Can ChatGPT reason? This Apple AI study might have the answer
Companies like OpenAI and Google have been touting the advancements in generative AI experiences, suggesting that a breakthrough is on the horizon. The recent upgrade of ChatGPT, known as o1-preview, aims to showcase the next-gen experience. This upgraded version, available to ChatGPT Plus and premium subscribers, is claimed to have the ability to reason. The promise of such an AI tool is its potential usefulness in tackling complex questions that demand intricate reasoning.
However, a new AI paper from Apple researchers challenges this notion, suggesting that AI models like ChatGPT o1 and other generative models might not actually possess reasoning capabilities. Instead, these models are believed to be pattern matchers, drawing solutions from their training datasets. While they excel at providing answers to problems, it is mainly due to recognizing similar patterns and predicting outcomes based on past exposure.
Apple's AI Study on Reasoning Performance
The study conducted by Apple researchers, available for reference here, explores the limitations of various Large Language Models (LLMs) in terms of reasoning. The experiments involved testing open-source models like Llama, Phi, Gemma, and Mistral, as well as proprietary models including ChatGPT o1-preview, o1 mini, and GPT-4o.
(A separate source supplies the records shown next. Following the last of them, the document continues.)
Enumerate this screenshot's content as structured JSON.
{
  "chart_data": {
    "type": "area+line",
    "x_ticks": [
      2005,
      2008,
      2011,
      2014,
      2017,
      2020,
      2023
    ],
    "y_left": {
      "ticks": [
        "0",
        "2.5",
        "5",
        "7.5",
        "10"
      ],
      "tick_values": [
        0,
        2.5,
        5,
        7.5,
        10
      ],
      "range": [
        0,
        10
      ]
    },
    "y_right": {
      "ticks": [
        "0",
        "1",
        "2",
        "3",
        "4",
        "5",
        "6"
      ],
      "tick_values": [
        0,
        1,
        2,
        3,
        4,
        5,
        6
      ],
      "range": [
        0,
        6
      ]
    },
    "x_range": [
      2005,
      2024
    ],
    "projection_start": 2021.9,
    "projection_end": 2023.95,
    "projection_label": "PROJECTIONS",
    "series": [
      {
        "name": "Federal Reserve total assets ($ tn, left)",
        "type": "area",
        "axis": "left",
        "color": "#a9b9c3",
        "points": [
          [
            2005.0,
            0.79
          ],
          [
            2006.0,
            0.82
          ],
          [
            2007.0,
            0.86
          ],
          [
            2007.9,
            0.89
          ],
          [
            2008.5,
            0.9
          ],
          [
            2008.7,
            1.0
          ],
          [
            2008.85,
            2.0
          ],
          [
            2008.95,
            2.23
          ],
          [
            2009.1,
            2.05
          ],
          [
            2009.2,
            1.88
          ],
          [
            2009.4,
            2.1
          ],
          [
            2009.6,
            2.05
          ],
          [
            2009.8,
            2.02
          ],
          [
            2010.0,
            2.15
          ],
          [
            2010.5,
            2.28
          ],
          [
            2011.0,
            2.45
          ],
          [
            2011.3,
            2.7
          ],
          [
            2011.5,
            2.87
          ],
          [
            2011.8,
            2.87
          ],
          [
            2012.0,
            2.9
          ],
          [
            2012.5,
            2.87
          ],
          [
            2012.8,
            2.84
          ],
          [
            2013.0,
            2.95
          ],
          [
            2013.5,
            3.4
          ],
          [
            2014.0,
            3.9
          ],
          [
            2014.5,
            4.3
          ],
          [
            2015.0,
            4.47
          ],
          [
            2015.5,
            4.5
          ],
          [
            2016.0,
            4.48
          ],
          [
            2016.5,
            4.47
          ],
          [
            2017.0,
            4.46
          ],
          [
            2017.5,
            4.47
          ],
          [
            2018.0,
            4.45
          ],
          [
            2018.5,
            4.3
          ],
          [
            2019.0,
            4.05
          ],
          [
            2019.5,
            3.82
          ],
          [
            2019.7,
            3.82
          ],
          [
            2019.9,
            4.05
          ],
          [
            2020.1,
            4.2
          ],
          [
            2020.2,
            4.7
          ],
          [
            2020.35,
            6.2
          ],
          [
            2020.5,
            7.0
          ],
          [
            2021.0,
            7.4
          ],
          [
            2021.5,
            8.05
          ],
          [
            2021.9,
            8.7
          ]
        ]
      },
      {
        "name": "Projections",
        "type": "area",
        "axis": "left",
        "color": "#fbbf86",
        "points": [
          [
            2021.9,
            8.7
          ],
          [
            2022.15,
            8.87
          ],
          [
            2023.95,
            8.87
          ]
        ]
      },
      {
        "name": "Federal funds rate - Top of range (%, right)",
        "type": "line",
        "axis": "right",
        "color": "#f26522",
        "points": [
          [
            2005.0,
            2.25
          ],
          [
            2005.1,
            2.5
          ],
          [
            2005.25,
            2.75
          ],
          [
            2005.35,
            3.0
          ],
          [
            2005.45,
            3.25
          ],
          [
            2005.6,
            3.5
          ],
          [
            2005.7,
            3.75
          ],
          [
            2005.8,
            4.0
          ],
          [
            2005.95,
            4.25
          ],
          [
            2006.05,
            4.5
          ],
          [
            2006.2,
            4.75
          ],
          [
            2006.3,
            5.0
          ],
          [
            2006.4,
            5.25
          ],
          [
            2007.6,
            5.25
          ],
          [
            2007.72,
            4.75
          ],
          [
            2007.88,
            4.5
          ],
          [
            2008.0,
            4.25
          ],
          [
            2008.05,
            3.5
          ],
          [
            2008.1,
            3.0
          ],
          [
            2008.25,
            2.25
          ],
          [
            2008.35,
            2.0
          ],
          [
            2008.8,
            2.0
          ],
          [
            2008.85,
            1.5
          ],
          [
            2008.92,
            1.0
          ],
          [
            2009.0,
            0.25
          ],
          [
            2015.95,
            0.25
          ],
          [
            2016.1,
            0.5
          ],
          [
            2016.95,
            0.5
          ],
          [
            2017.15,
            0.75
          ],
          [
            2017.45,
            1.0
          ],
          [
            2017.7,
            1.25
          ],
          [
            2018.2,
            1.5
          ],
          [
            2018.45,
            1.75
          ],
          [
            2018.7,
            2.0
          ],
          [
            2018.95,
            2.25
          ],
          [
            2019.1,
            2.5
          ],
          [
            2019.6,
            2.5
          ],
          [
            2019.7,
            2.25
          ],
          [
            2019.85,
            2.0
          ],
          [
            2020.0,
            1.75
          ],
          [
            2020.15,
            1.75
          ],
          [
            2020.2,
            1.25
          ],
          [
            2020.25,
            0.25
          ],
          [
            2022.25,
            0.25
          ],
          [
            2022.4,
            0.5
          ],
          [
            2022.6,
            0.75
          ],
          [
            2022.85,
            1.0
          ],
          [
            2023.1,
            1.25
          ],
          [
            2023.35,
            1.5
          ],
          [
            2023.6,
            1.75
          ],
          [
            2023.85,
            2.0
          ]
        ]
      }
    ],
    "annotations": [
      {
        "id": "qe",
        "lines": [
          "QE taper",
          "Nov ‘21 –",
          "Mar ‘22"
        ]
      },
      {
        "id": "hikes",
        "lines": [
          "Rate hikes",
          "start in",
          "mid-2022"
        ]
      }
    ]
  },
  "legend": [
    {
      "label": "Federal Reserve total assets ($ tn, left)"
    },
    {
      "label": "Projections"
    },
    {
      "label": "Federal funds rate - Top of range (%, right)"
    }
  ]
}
The key findings of the study indicate that LLMs struggle when it comes to genuine logical reasoning, as they tend to replicate the reasoning steps witnessed during their training. Apple introduced the GSM-Symbolic benchmark, comprising over 8,000 grade-school math word problems, to evaluate the reasoning performance of AI models. Simple alterations to math problems, such as changing characters' names, relationships, and numbers, significantly impacted the models' reasoning abilities.
Challenging the AI Models
One of the tests involved adding inconsequential statements to math problems, which should not affect the overall solution. Surprisingly, the inclusion of irrelevant information led to performance drops of up to 65% across different models. Even ChatGPT o1-preview struggled, experiencing a 17.5% drop in performance compared to the baseline.
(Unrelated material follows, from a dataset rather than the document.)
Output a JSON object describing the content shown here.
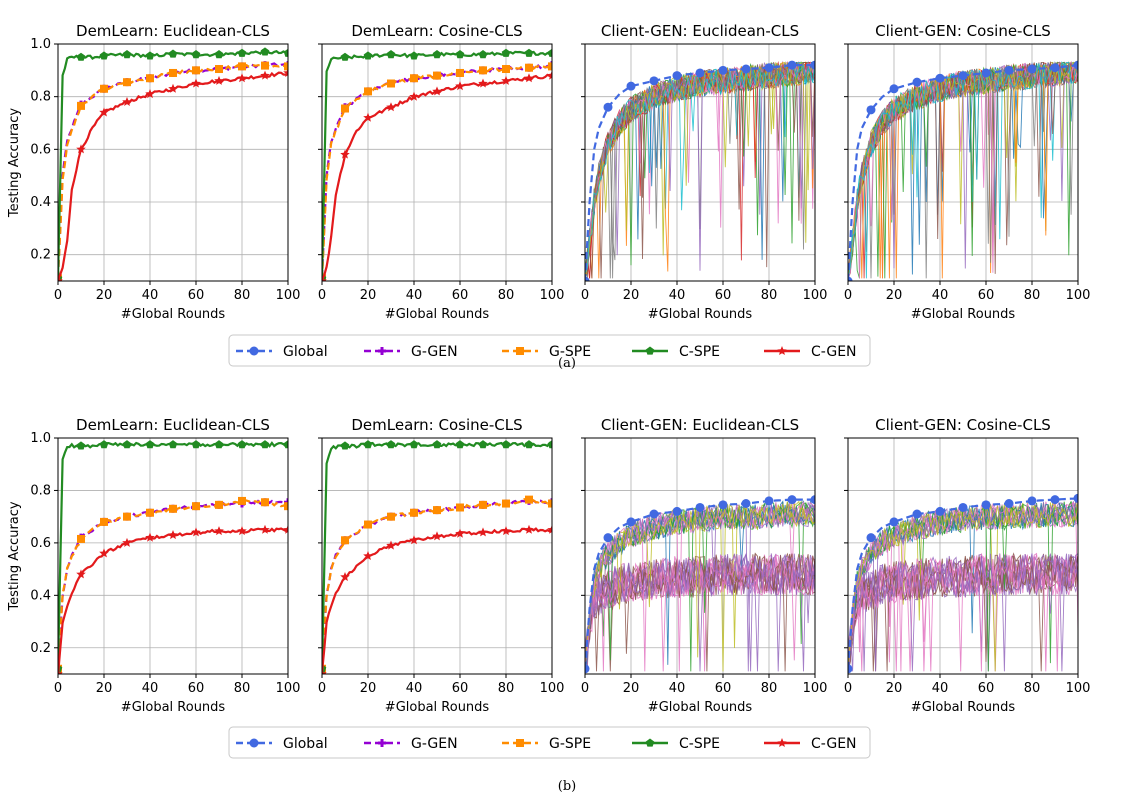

The study also questioned the reasoning capabilities of AI models like ChatGPT o1 and others, emphasizing the need for further research and development in this area.
Notably, Apple's research raises questions about the true understanding of mathematical concepts by these AI models. Through various experiments and benchmarks like GSM-NoOp, Apple aimed to test the reasoning capabilities of LLMs and explore their limitations.
Implications and Future Directions
Apple's study does not aim to discredit competitors but rather seeks to evaluate the current state of genAI technology in terms of reasoning abilities. While Apple has not proposed an alternative to ChatGPT with improved reasoning capabilities, the research opens avenues for refining the training methods of LLMs, particularly in fields that require precision and accuracy.
Going forward, it will be intriguing to observe how industry players like OpenAI, Google, and Meta respond to Apple's findings and whether they can address the challenges posed in reasoning performance. The insights from Apple's study could potentially shape the future development of AI models, emphasizing the importance of incorporating reasoning capabilities effectively.